Rider has made waves at previous stops--Minnesota and Portland--but his tremendous abilities have made teams willing to deal with him. Now, Hawks Coach Lenny Wilkens is lobbying for Rider to be named to the all-star team.
"J.R. belongs on the all-star team," Wilkens told the Atlanta Journal-Constitution.
"When they talk about the all-star voting they better consider him. I don't see any other [shooting] guard playing any better than him, especially in the Eastern Conference."
With Philadelphia's Allen Iverson out with a broken thumb, Wilkens might be right. Indiana's Reggie Miller has been inconsistent, New York's Allan Houston and Charlotte's Eddie Jones have been steady, but not spectacular. Rider is Atlanta's savior.
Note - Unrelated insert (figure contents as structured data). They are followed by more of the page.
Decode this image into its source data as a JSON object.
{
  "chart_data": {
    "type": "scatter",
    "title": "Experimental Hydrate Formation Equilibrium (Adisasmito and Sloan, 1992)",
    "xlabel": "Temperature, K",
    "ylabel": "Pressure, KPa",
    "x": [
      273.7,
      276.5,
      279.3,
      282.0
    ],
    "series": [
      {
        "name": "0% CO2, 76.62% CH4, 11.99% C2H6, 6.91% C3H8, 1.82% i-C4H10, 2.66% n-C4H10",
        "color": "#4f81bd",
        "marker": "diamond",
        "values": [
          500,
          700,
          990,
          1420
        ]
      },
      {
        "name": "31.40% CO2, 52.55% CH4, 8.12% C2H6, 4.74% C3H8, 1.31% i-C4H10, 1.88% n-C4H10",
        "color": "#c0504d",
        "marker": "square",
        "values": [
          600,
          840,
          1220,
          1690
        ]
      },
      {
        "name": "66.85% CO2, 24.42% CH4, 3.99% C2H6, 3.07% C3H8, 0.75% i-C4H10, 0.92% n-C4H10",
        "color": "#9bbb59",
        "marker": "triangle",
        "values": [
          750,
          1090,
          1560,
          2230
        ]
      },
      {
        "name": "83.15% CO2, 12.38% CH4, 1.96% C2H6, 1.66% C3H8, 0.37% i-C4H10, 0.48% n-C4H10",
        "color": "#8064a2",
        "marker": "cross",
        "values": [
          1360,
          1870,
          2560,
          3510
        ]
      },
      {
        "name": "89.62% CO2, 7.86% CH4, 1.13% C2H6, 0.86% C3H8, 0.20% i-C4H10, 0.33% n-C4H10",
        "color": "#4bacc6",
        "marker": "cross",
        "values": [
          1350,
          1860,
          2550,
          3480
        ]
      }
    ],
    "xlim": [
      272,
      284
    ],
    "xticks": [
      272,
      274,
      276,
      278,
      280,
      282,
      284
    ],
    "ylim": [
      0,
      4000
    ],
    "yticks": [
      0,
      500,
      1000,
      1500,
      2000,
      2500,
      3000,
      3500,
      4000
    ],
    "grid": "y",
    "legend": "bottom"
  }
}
As strong as Rider has been, there is another guard quietly playing at an all-star level: Washington's Mitch Richmond. Over the past five games, Richmond has averaged just a shade under 24 points per game to bring his season average close to 15 per game. His slow start hurts his overall numbers, but coaches around the league know how dangerous he can be when he settles into a groove such as the one he's in now.
Los Angeles center Shaquille O'Neal's emergence as one of the game's premier shot blockers--he had seven blocks against the Wizards Tuesday night--is a major reason the Lakers are one of the NBA's best defensive teams, at least in regard to the number of points allowed (89.9).
Coach Phil Jackson, while not taking credit from O'Neal, said it is his team's older players who have been equally, if not more, instrumental in holding teams down.
"The addition of Ron Harper . . . and I think A.C. Green is a fine defensive player," Jackson said of the veterans, who have a combined 27 seasons of NBA experience. "I think some of the personnel has been important to the team. They play the game the way it structures itself. It's a better team defensively."
Jackson also said Green and Harper's familiarity with opponents gives Los Angeles an edge.
As caught up as the Lakers are in their defense, a player from an opposing team, who declined to be identified, said Los Angeles is able to keep scoring down because it plays a slow-paced game that limits its scoring as well.
He may have a point. Seventeen teams are averaging more points per game than the Lakers, who are scoring 96.2 points a game.
Coaches in Peril
Golden State Warriors Coach P.J. Carlesimo may not make it through the weekend. Several sources have said that Carlesimo likely will be fired when the 2-16 Warriors return from their four-game road trip, which will end Saturday.
Meanwhile, New Jersey Nets Coach Don Casey had appeared to be a likely candidate for dismissal but may get a reprieve. New Jersey has won consecutive games over Sacramento and Milwaukee to bring its record to 4-15.
Forward Jayson Williams recently admitted that he might not be back until January, if at all this season. He initially said he hoped to return by December from a broken leg that required two operations. He recently said that his kneecap is unstable and his recovery is progressing slowly.
CAPTION: Shaquille O'Neal, right, blocking a shot by the Suns' Rodney Rogers along with Robert Horry (5), has helped the Lakers improve defensively.